Provide Connection Information

If a connection to your Snowflake instance has already been configured, simply select it as an existing connection. If not, the Copy Data Assistant can be used to create a new connection.

Creating a new Snowflake Connection

Select the Source Data

Next we can select tables to copy or provide a source query. In this example, I'll provide a query to use to extract just the data I want in a denormalized result set.

Extracting from Snowflake using a Query

Specify the Destination Lakehouse Table

The Copy Data assistant supports many destination types. Since we want to land the source data in a Lakehouse Delta table, select Lakehouse as the destination.

Select the Lakehouse Destination Type

The assistant next provides a list to select from the Lakehouses in the same workspace as the pipeline. Select the desired destination.

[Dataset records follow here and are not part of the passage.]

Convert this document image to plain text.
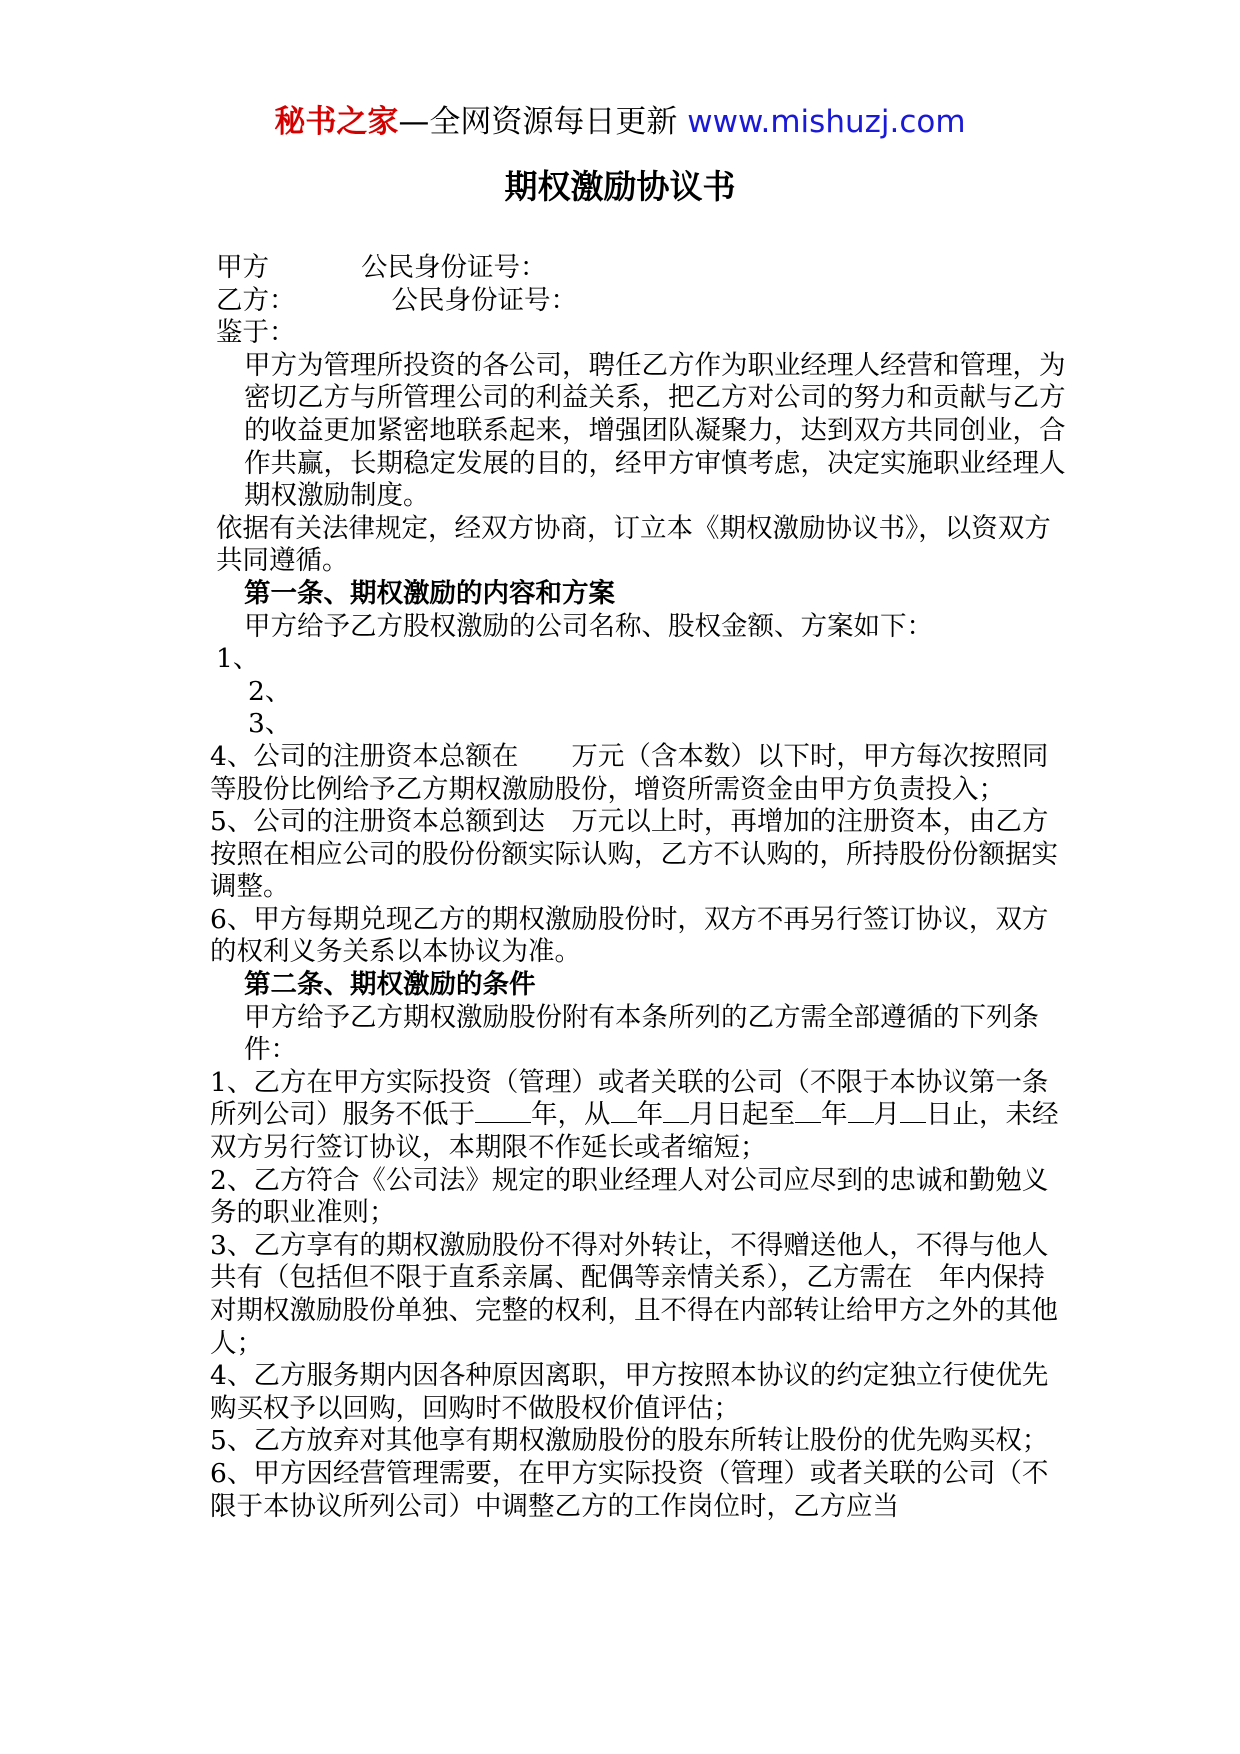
秘书之家—全网资源每日更新 www.mishuzj.com
期权激励协议书

甲方	公民身份证号：

乙方：	公民身份证号：

鉴于：

甲方为管理所投资的各公司，聘任乙方作为职业经理人经营和管理，为密切乙方与所管理公司的利益关系，把乙方对公司的努力和贡献与乙方的收益更加紧密地联系起来，增强团队凝聚力，达到双方共同创业，合作共赢，长期稳定发展的目的，经甲方审慎考虑，决定实施职业经理人期权激励制度。

依据有关法律规定，经双方协商，订立本《期权激励协议书》，以资双方共同遵循。

第一条、期权激励的内容和方案

甲方给予乙方股权激励的公司名称、股权金额、方案如下：

1、

2、

3、

4、公司的注册资本总额在　　万元（含本数）以下时，甲方每次按照同等股份比例给予乙方期权激励股份，增资所需资金由甲方负责投入；

5、公司的注册资本总额到达　万元以上时，再增加的注册资本，由乙方按照在相应公司的股份份额实际认购，乙方不认购的，所持股份份额据实调整。

6、甲方每期兑现乙方的期权激励股份时，双方不再另行签订协议，双方的权利义务关系以本协议为准。

第二条、期权激励的条件

甲方给予乙方期权激励股份附有本条所列的乙方需全部遵循的下列条件：

1、乙方在甲方实际投资（管理）或者关联的公司（不限于本协议第一条所列公司）服务不低于 年，从 年 月日起至 年 月 日止，未经双方另行签订协议，本期限不作延长或者缩短；

2、乙方符合《公司法》规定的职业经理人对公司应尽到的忠诚和勤勉义务的职业准则；

3、乙方享有的期权激励股份不得对外转让，不得赠送他人，不得与他人共有（包括但不限于直系亲属、配偶等亲情关系），乙方需在　年内保持对期权激励股份单独、完整的权利，且不得在内部转让给甲方之外的其他人；

4、乙方服务期内因各种原因离职，甲方按照本协议的约定独立行使优先购买权予以回购，回购时不做股权价值评估；

5、乙方放弃对其他享有期权激励股份的股东所转让股份的优先购买权；

6、甲方因经营管理需要，在甲方实际投资（管理）或者关联的公司（不限于本协议所列公司）中调整乙方的工作岗位时，乙方应当
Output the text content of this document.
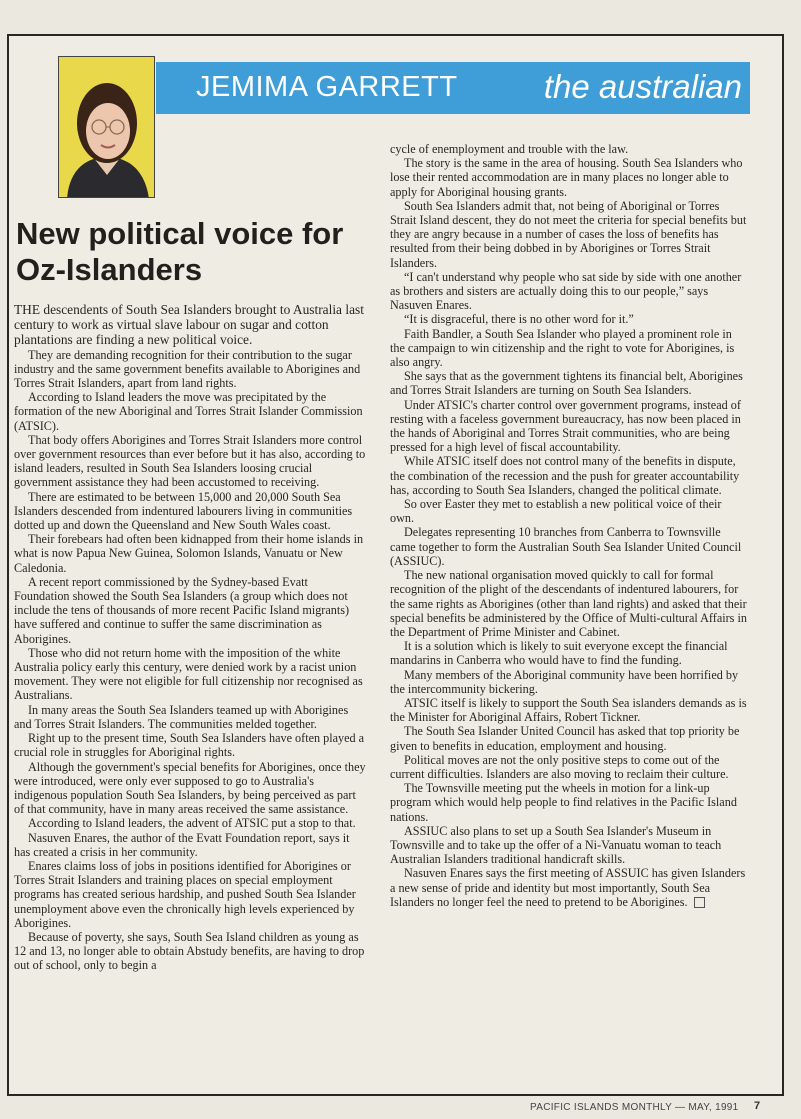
JEMIMA GARRETT	the australian
New political voice for Oz-Islanders

THE descendents of South Sea Islanders brought to Australia last century to work as virtual slave labour on sugar and cotton plantations are finding a new political voice.

They are demanding recognition for their contribution to the sugar industry and the same government benefits available to Aborigines and Torres Strait Islanders, apart from land rights.

According to Island leaders the move was precipitated by the formation of the new Aboriginal and Torres Strait Islander Commission (ATSIC).

That body offers Aborigines and Torres Strait Islanders more control over government resources than ever before but it has also, according to island leaders, resulted in South Sea Islanders loosing crucial government assistance they had been accustomed to receiving.

There are estimated to be between 15,000 and 20,000 South Sea Islanders descended from indentured labourers living in communities dotted up and down the Queensland and New South Wales coast.

Their forebears had often been kidnapped from their home islands in what is now Papua New Guinea, Solomon Islands, Vanuatu or New Caledonia.

A recent report commissioned by the Sydney-based Evatt Foundation showed the South Sea Islanders (a group which does not include the tens of thousands of more recent Pacific Island migrants) have suffered and continue to suffer the same discrimination as Aborigines.

Those who did not return home with the imposition of the white Australia policy early this century, were denied work by a racist union movement. They were not eligible for full citizenship nor recognised as Australians.

In many areas the South Sea Islanders teamed up with Aborigines and Torres Strait Islanders. The communities melded together.

Right up to the present time, South Sea Islanders have often played a crucial role in struggles for Aboriginal rights.

Although the government's special benefits for Aborigines, once they were introduced, were only ever supposed to go to Australia's indigenous population South Sea Islanders, by being perceived as part of that community, have in many areas received the same assistance.

According to Island leaders, the advent of ATSIC put a stop to that.

Nasuven Enares, the author of the Evatt Foundation report, says it has created a crisis in her community.

Enares claims loss of jobs in positions identified for Aborigines or Torres Strait Islanders and training places on special employment programs has created serious hardship, and pushed South Sea Islander unemployment above even the chronically high levels experienced by Aborigines.

Because of poverty, she says, South Sea Island children as young as 12 and 13, no longer able to obtain Abstudy benefits, are having to drop out of school, only to begin a

cycle of enemployment and trouble with the law.

The story is the same in the area of housing. South Sea Islanders who lose their rented accommodation are in many places no longer able to apply for Aboriginal housing grants.

South Sea Islanders admit that, not being of Aboriginal or Torres Strait Island descent, they do not meet the criteria for special benefits but they are angry because in a number of cases the loss of benefits has resulted from their being dobbed in by Aborigines or Torres Strait Islanders.

“I can't understand why people who sat side by side with one another as brothers and sisters are actually doing this to our people,” says Nasuven Enares.

“It is disgraceful, there is no other word for it.”

Faith Bandler, a South Sea Islander who played a prominent role in the campaign to win citizenship and the right to vote for Aborigines, is also angry.

She says that as the government tightens its financial belt, Aborigines and Torres Strait Islanders are turning on South Sea Islanders.

Under ATSIC's charter control over government programs, instead of resting with a faceless government bureaucracy, has now been placed in the hands of Aboriginal and Torres Strait communities, who are being pressed for a high level of fiscal accountability.

While ATSIC itself does not control many of the benefits in dispute, the combination of the recession and the push for greater accountability has, according to South Sea Islanders, changed the political climate.

So over Easter they met to establish a new political voice of their own.

Delegates representing 10 branches from Canberra to Townsville came together to form the Australian South Sea Islander United Council (ASSIUC).

The new national organisation moved quickly to call for formal recognition of the plight of the descendants of indentured labourers, for the same rights as Aborigines (other than land rights) and asked that their special benefits be administered by the Office of Multi-cultural Affairs in the Department of Prime Minister and Cabinet.

It is a solution which is likely to suit everyone except the financial mandarins in Canberra who would have to find the funding.

Many members of the Aboriginal community have been horrified by the intercommunity bickering.

ATSIC itself is likely to support the South Sea islanders demands as is the Minister for Aboriginal Affairs, Robert Tickner.

The South Sea Islander United Council has asked that top priority be given to benefits in education, employment and housing.

Political moves are not the only positive steps to come out of the current difficulties. Islanders are also moving to reclaim their culture.

The Townsville meeting put the wheels in motion for a link-up program which would help people to find relatives in the Pacific Island nations.

ASSIUC also plans to set up a South Sea Islander's Museum in Townsville and to take up the offer of a Ni-Vanuatu woman to teach Australian Islanders traditional handicraft skills.

Nasuven Enares says the first meeting of ASSUIC has given Islanders a new sense of pride and identity but most importantly, South Sea Islanders no longer feel the need to pretend to be Aborigines.

PACIFIC ISLANDS MONTHLY — MAY, 1991 7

Select the Lakehouse destination

Then specify the destination location. In this case I'll land the data in the Tables section as a new table.

Specify the Target Table

Save and Run

After saving, run the pipeline to extract and load data.

Run the Pipeline

Review the Data

Finally, we can check the Lakehouse to see that our data landed as expected!

Review Saved Data

Summary

Extracting and loading data from Snowflake to Fabric is a straightforward and fully supported operation. Using a pipeline is just one option for integrating Snowflake data with Fabric (data mirroring is another!).

This post presented the most basic data copy from Snowflake to Fabric. Production solutions can incorporate additional features, such as scheduling, parameters and additional ETL/ELT transformations before saving data to a Data Lake or Data Warehouse.